Esensi interaksionisme simbolik adalah suatu aktivitas yang merupakan ciri khas manusia, yakni komunikasi atau pertukaran simbol yang diberi makna. Perspektif interaksi simbolik berusaha memahami perilaku manusia dari sudut pandang subjek. Perspektif ini menyarankan bahwa perilaku mausia harus dilihat sebagai proses yang memungkinkan manusia membentuk dan mengatur perilaku mereka dengan mempertimbangkan ekspektasi orang lain yang menjadi mitra interaksi mereka. Dalam pandangan interaksi simbolik, proses sosial dalam kehidupan kelompoklah yang menciptakan dan menegakkan aturan-aturan, bukan aturan-aturan yang menciptakan dan menegakkan kehidupan kelompok.

Fenomenologi

Fenomonelogi lahir pada permulaan abad ke-20. Pada saat itu, sekelompok ilmuwan sosial yang tidak puas dengan cara-cara yang digunakan oleh kelompok positivisme dalam mencari fakta-fakta atau sebab-sebab dari gejala sosial. Kelompok positivisme dirasa tidak memperlihatkan keadaan individu secara utuh, malah membaginya ke dalam sejumlah kategori berdasarkan suatu sistem klasifikasi yang telah diciptakan sebelumnya. Mereka mengelompokkan responden tanpa melihat latar belakang masing-masing secara utuh. Para peneliti sosial yang tidak puas dengan cara kerja kelompok positivisme menamakan diri kelompok penelitian kualitatif. Mereka mengacu pada perspektif fenomenologi karena itu paham kualitatif ini sering disebut dengan paham fenomenologi (Mantra, 2004:25)

Fenomenologi menggunakan tata pikir logika lebih dari sekadar kausal linier dan bertujuan membangn ilmu idiografik. Menurut Husserl (1962) dalam (Mantra, 2004: 26), fenomenologi mengakui empat kebenaran, yaitu: kebenaran empirik sensual, kebenaran empirik logis, kebenaran empirik etik, dan kebenaran empirik transendental.

Fenomenologi memandang bahwa kondisi tertentu yang melibatkan tindakan manusia tidak lantas terjadi begitu saja. Kondisi tersebut terjadi tidak terlepas dari aktor yang ada di belakangnya. Perilaku apapun yang tampak di

permukaan baru bisa dipahami dan dijelaskan ketika bisa mengungkap apa yang tersembunyi dalam dunia kesadaran atau pengetahuan si pelaku. Sebab realitas itu pada dasarnya bersifat subjektif maknawi. Makna tidak melekat begitu saja pada realitas yang terjadi, melainkan bergantung bagaimana setiap individu memahami realitas tersebut.
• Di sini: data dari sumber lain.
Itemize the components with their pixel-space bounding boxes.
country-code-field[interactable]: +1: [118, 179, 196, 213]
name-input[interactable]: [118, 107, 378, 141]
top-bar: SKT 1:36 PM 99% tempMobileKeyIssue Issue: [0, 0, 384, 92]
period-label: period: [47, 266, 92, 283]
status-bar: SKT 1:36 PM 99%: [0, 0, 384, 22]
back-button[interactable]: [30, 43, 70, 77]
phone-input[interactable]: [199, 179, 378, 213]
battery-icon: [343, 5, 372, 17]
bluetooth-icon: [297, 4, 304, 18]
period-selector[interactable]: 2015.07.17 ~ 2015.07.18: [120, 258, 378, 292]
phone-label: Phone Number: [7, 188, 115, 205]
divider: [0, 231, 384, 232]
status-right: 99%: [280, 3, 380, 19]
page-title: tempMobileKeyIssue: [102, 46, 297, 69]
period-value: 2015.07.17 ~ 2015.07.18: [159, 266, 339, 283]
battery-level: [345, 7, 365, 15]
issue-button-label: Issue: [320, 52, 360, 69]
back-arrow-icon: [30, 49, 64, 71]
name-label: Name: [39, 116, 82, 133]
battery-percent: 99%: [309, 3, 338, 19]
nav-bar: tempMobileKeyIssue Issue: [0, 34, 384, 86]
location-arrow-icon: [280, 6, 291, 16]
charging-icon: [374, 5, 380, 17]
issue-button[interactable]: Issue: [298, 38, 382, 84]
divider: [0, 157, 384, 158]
Karenanya dunia konseptual para pelaku ditempatkan sebagai kata kunci untuk bisa memahami tindakan manusia (Bungin, 2007: 44).

Sebagai bidang filsafat modern, fenomenologi menyelidiki pengalaman kesadaran yang berkaitan dengan pembagian antara subjek (ego) dengan objek (dunia) dan bagaimana sesuatu hal di dunia ini diklasifikasikan. Para fenomenolog berasumsi bahwa kesadaran bukanlah dibentuk karena kebetulan dan dibentuk oleh sesuatu lainnya, melainkan oleh dirinya sendiri. Edmund Husserl menyatakan bahwa filosofinya merupakan strategi untuk ‘mengamankan’ kesadaran dari teori-teori reduktivisme yang ada pada abad ke-19 dalam bentuk ilmu pengetahuan alam mekanistik seperti Freud (Moleong, 2005: 16).
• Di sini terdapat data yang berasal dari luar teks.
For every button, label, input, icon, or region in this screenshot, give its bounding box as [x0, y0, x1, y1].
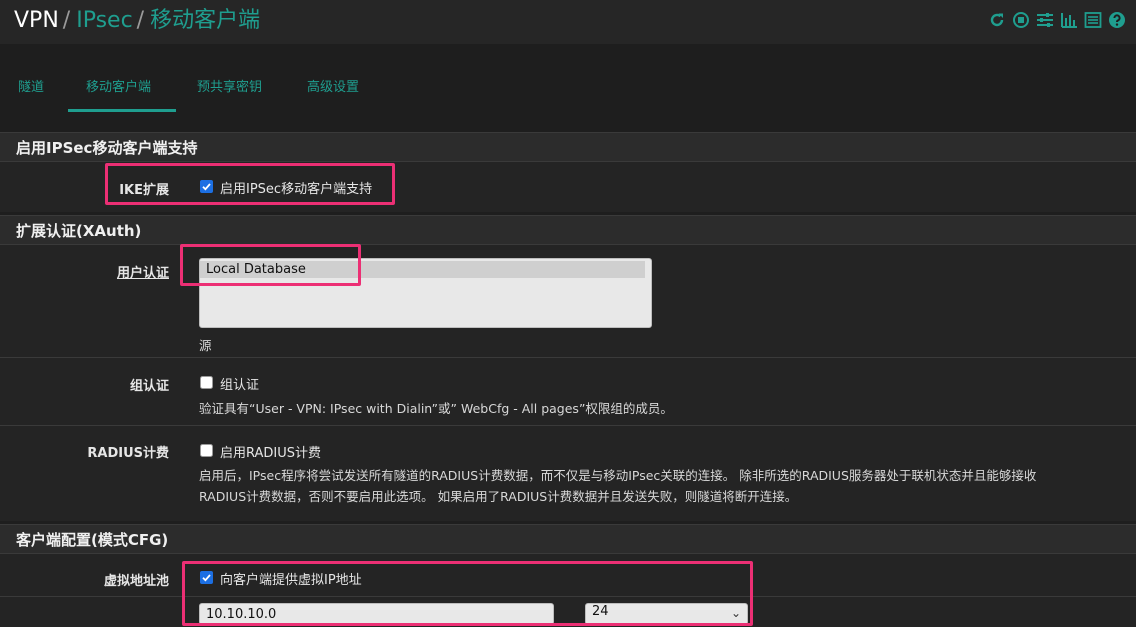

Peneliti dalam pandangan fenomenologis berusaha memahami arti peristiwa dan kaitan-kaitannya terhadap orang-orang yang berbeda dalam situasi tertentu. Sosiologi fenomenologis pada dasarnya sangat dipengaruhi oleh filusuf Edmund Husserl dan Alfred Schultz. Fenomenologis tidak berasumsi bahwa peneliti mengetahui arti sesuatu bagi orang-orang yang sedang diteliti oleh mereka. Yang menjadi penekanan ialah aspek subjektif dari perilaku orang. Mereka berusaha untuk masuk ke dalam dunia konseptual para subjek yang ditelitinya sedemikian rupa sehingga mereka mengerti apa dan bagaimana suatu pengertian yang dikembangkan oleh mereka di sekitar peristiwa dalam kehidupannya sehari-hari (Moleong, 2005: 17).